INCIPIT (Les premières pages du livre)
« Et puis il y a eu la noce.
Mon frère se marie, Marie, a dit Jeanne. Ernest.
La formule sonnait bizarre, se marie, Marie, comme si j’y étais pour quelque chose. Elle a posé le faire-part sur la table basse devant moi, ouvert en grand, un liséré noir sur l’enveloppe et on aurait pu croire à un avis de décès, pareil.
J’ai lu à haute voix le nom à droite, écrit en italique, Monsieur et Madame, ont l’honneur de, avec le patronyme de Jeanne dans son intégralité, largement étalé par l’excès de lettres et la police de caractères qu’ils avaient choisie.
Comme des diables sortis de leur boîte, d’autres prénoms me sont revenus dans le désordre, malgré le soin que Jeanne avait pris, la fois où elle me les avait donnés, de les crayonner à leur place précise sur l’arbre généalogique. J’avais eu l’impression qu’elle les piochait au jugé parmi les saints du calendrier pour les accoler ensuite aux trois ou quatre noms de la famille, les plus curieux, comme on fait quand on est gosse pour écouter comment ça sonne. D’un trait nerveux elle avait ensuite relié les ramifications de fratries issues de branches germaines. J’avais fini par lâcher, Tu plaisantes ? sans que ça l’arrête. Elle avait rempli l’espace entier de la feuille, depuis les arrières-grands oncles jusqu’à la petite patte griffonnée dans un coin en bas à droite, les six lettres de son prénom à elle qu’elle s’était appliquée à noter en pleins et déliés. Jeanne.

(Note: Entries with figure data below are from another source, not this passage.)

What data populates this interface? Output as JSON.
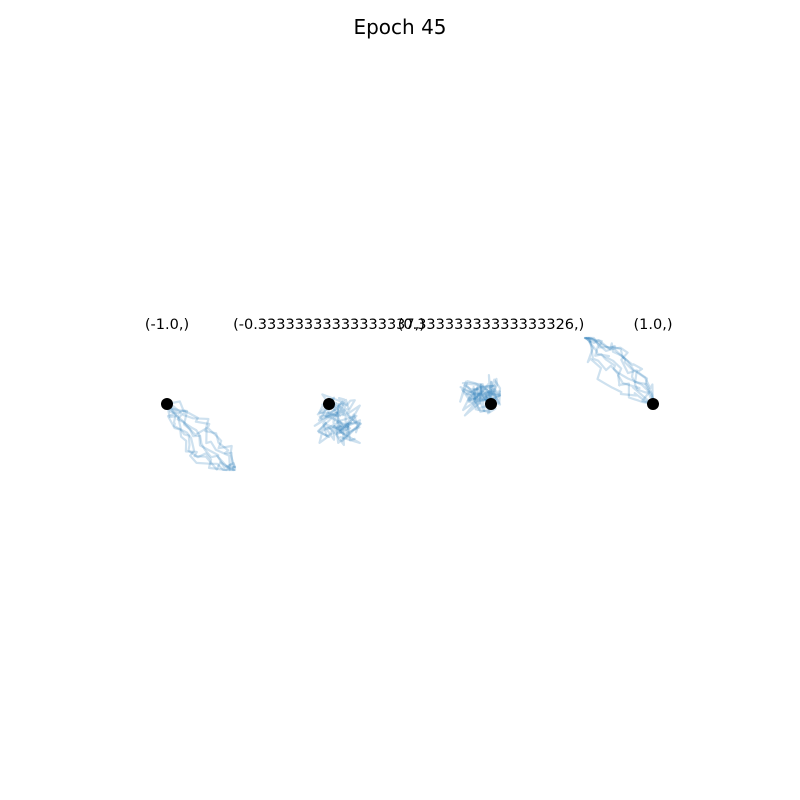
{
  "figure": {
    "title": "Epoch 45",
    "line_color": "#1f77b4",
    "marker_color": "#000000",
    "background": "#ffffff"
  },
  "chart_data": [
    {
      "type": "line",
      "title": "(-1.0,)",
      "start": [
        0,
        0
      ],
      "end": [
        1,
        -1
      ],
      "trajectories": 8
    },
    {
      "type": "line",
      "title": "(-0.33333333333333337,)",
      "start": [
        0,
        0
      ],
      "end": [
        0.3,
        -0.45
      ],
      "trajectories": 8
    },
    {
      "type": "line",
      "title": "(0.33333333333333326,)",
      "start": [
        0,
        0
      ],
      "end": [
        -0.3,
        0.2
      ],
      "trajectories": 8
    },
    {
      "type": "line",
      "title": "(1.0,)",
      "start": [
        0,
        0
      ],
      "end": [
        -1,
        1
      ],
      "trajectories": 8
    }
  ]
}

Ma famille, elle avait dit.
Puis elle avait repoussé loin au fond du tiroir de chevet la feuille qu’elle venait de noircir en disant, Laisse tomber, Marie.

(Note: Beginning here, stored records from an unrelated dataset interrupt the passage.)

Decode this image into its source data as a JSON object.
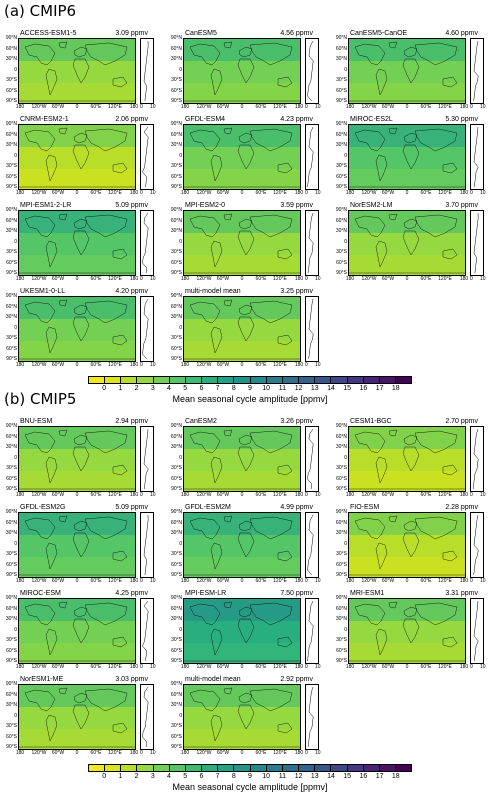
{
  "sections": [
    {
      "title": "(a) CMIP6",
      "panels": [
        {
          "name": "ACCESS-ESM1-5",
          "value": "3.09 ppmv",
          "shade": 3
        },
        {
          "name": "CanESM5",
          "value": "4.56 ppmv",
          "shade": 4
        },
        {
          "name": "CanESM5-CanOE",
          "value": "4.60 ppmv",
          "shade": 4
        },
        {
          "name": "CNRM-ESM2-1",
          "value": "2.06 ppmv",
          "shade": 2
        },
        {
          "name": "GFDL-ESM4",
          "value": "4.23 ppmv",
          "shade": 4
        },
        {
          "name": "MIROC-ES2L",
          "value": "5.30 ppmv",
          "shade": 5
        },
        {
          "name": "MPI-ESM1-2-LR",
          "value": "5.09 ppmv",
          "shade": 5
        },
        {
          "name": "MPI-ESM2-0",
          "value": "3.59 ppmv",
          "shade": 3
        },
        {
          "name": "NorESM2-LM",
          "value": "3.70 ppmv",
          "shade": 3
        },
        {
          "name": "UKESM1-0-LL",
          "value": "4.20 ppmv",
          "shade": 4
        },
        {
          "name": "multi-model mean",
          "value": "3.25 ppmv",
          "shade": 3
        }
      ]
    },
    {
      "title": "(b) CMIP5",
      "panels": [
        {
          "name": "BNU-ESM",
          "value": "2.94 ppmv",
          "shade": 3
        },
        {
          "name": "CanESM2",
          "value": "3.26 ppmv",
          "shade": 3
        },
        {
          "name": "CESM1-BGC",
          "value": "2.70 ppmv",
          "shade": 2
        },
        {
          "name": "GFDL-ESM2G",
          "value": "5.09 ppmv",
          "shade": 5
        },
        {
          "name": "GFDL-ESM2M",
          "value": "4.99 ppmv",
          "shade": 5
        },
        {
          "name": "FIO-ESM",
          "value": "2.28 ppmv",
          "shade": 2
        },
        {
          "name": "MIROC-ESM",
          "value": "4.25 ppmv",
          "shade": 4
        },
        {
          "name": "MPI-ESM-LR",
          "value": "7.50 ppmv",
          "shade": 7
        },
        {
          "name": "MRI-ESM1",
          "value": "3.31 ppmv",
          "shade": 3
        },
        {
          "name": "NorESM1-ME",
          "value": "3.03 ppmv",
          "shade": 3
        },
        {
          "name": "multi-model mean",
          "value": "2.92 ppmv",
          "shade": 3
        }
      ]
    }
  ],
  "lat_labels": [
    "90°N",
    "60°N",
    "30°N",
    "0",
    "30°S",
    "60°S",
    "90°S"
  ],
  "lon_labels": [
    "180",
    "120°W",
    "60°W",
    "0",
    "60°E",
    "120°E",
    "180"
  ],
  "profile_ticks": [
    "0",
    "10"
  ],
  "colorbar": {
    "ticks": [
      "0",
      "1",
      "2",
      "3",
      "4",
      "5",
      "6",
      "7",
      "8",
      "9",
      "10",
      "11",
      "12",
      "13",
      "14",
      "15",
      "16",
      "17",
      "18"
    ],
    "label": "Mean seasonal cycle amplitude [ppmv]",
    "colors": [
      "#f5e51b",
      "#dce319",
      "#b8de29",
      "#95d840",
      "#73d055",
      "#55c667",
      "#3cbb75",
      "#29af7f",
      "#20a386",
      "#1f968b",
      "#238a8d",
      "#287d8e",
      "#2d708e",
      "#33638d",
      "#39568c",
      "#404688",
      "#453781",
      "#482677",
      "#481467",
      "#440154"
    ]
  }
}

Parce qu’aux gens de la famille de Jeanne, il faut le savoir, il n’a jamais été question que je sois présentée.
Jusqu’à ce jour du faire-part, leur façon de vivre au fond du Périgord ne m’était jamais parvenue que de loin, depuis un arrière-monde ténébreux à peine éclairé d’une constellation de frères et cousins avec qui Jeanne avait partagé les courses et l’excitation aux après-midi des fêtes patronales. Même parmi ceux-là, c’est à peine si je distinguais les proches des lointains, tous floutés dans un temps révolu dont Jeanne parlait peu, ou seulement pour dire des choses banales, que toutes les enfances laissent des regrets, sur un ton qui ne m’a jamais engagée à demander lesquels.

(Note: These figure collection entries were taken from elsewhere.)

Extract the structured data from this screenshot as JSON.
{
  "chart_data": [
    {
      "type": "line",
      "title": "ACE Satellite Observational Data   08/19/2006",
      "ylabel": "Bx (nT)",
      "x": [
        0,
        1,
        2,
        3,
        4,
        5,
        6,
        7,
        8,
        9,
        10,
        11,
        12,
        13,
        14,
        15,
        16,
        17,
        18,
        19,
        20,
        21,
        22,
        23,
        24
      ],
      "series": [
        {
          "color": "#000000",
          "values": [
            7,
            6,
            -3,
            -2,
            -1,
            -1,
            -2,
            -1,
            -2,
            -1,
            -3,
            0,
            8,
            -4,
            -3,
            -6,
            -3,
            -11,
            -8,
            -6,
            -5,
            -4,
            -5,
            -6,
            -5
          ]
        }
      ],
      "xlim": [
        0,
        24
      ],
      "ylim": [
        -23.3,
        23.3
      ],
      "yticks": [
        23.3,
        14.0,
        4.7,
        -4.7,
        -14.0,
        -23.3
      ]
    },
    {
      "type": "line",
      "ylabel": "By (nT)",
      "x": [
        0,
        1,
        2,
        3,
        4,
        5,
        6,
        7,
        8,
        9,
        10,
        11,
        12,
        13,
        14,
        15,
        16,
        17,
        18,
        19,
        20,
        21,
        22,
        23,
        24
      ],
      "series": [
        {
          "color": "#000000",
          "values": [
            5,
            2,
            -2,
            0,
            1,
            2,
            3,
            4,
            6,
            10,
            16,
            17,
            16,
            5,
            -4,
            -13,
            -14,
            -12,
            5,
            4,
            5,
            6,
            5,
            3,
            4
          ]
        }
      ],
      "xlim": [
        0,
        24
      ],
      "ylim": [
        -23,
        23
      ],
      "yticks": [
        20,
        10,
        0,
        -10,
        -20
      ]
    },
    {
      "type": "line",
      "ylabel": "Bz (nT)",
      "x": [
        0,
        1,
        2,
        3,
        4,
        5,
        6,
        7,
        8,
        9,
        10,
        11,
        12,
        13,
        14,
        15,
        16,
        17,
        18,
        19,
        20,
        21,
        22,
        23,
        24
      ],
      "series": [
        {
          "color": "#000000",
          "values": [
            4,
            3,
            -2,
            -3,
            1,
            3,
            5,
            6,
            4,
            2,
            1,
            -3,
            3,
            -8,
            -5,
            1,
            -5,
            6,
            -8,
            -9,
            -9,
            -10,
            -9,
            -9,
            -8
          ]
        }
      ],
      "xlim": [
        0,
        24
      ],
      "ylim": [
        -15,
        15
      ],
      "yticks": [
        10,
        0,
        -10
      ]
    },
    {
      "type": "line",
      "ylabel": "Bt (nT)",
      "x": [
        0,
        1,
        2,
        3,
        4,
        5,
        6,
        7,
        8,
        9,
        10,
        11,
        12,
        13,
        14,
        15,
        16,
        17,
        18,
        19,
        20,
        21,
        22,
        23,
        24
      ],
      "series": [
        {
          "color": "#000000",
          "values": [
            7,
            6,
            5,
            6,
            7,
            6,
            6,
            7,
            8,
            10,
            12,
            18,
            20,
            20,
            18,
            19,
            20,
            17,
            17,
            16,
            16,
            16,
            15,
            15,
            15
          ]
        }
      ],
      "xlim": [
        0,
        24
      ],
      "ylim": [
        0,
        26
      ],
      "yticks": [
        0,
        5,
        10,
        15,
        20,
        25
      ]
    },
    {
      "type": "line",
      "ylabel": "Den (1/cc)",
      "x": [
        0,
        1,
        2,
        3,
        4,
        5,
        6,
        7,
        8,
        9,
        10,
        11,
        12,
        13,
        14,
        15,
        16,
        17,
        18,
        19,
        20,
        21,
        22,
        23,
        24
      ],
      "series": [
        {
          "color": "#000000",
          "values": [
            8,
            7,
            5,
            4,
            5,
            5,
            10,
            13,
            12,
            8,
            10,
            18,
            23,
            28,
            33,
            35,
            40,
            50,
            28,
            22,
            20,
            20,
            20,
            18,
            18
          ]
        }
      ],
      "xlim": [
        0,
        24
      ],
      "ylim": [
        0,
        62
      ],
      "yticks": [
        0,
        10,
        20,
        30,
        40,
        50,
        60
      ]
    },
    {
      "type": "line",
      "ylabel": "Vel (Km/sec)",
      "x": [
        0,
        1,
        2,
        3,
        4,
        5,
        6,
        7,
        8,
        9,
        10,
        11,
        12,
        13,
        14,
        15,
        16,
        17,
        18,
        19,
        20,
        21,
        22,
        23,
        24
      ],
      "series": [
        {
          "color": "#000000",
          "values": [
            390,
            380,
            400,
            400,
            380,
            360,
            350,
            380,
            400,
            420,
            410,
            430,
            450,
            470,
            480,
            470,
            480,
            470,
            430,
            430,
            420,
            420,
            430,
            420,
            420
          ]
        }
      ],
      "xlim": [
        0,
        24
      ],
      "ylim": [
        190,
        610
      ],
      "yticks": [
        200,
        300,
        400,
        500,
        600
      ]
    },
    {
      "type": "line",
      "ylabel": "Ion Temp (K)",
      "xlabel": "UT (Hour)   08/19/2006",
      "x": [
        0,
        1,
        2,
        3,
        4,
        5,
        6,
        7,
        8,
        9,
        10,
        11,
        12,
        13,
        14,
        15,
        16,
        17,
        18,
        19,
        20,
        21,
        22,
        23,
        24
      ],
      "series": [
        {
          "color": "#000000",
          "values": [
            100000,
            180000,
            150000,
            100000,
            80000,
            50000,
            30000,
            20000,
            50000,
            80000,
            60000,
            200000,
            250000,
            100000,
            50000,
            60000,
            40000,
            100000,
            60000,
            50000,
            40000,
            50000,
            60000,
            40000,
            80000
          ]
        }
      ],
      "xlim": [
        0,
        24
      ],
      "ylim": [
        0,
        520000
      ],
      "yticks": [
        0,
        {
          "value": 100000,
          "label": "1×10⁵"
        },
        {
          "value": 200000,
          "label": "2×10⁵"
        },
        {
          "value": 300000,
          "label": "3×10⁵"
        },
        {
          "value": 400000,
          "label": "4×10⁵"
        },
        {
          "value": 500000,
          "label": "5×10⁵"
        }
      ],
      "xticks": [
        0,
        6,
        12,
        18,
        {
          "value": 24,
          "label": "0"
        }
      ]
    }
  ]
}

Les visites de son père à Paris revenaient à date fixe, des migrations saisonnières, l’une au début de mai, l’autre à la toute fin de novembre. Et ça tombait bien que je trouve à m’occuper hors de l’arrondissement durant les deux ou trois heures de temps où il régalait Jeanne à la brasserie d’en bas de chez nous, même table toujours, même angle de vue sur le boulevard au-dessus des moules-frites, et lui qui vieillissait juste ce qu’il fallait pour ne plus prétendre monter les quatre étages et risquer de mettre son nez dans nos affaires privées. Mais on ne sait jamais, disait Jeanne, on ne sait jamais. Dans le doute, je poussais mon linge dans un coin, vidais le dessus de mon bureau, bourrais les tiroirs de mes paperasses en cours, et j’étais gommée de la vie de Jeanne souvent bien avant que le train du père s’ébranle à l’autre bout du pays.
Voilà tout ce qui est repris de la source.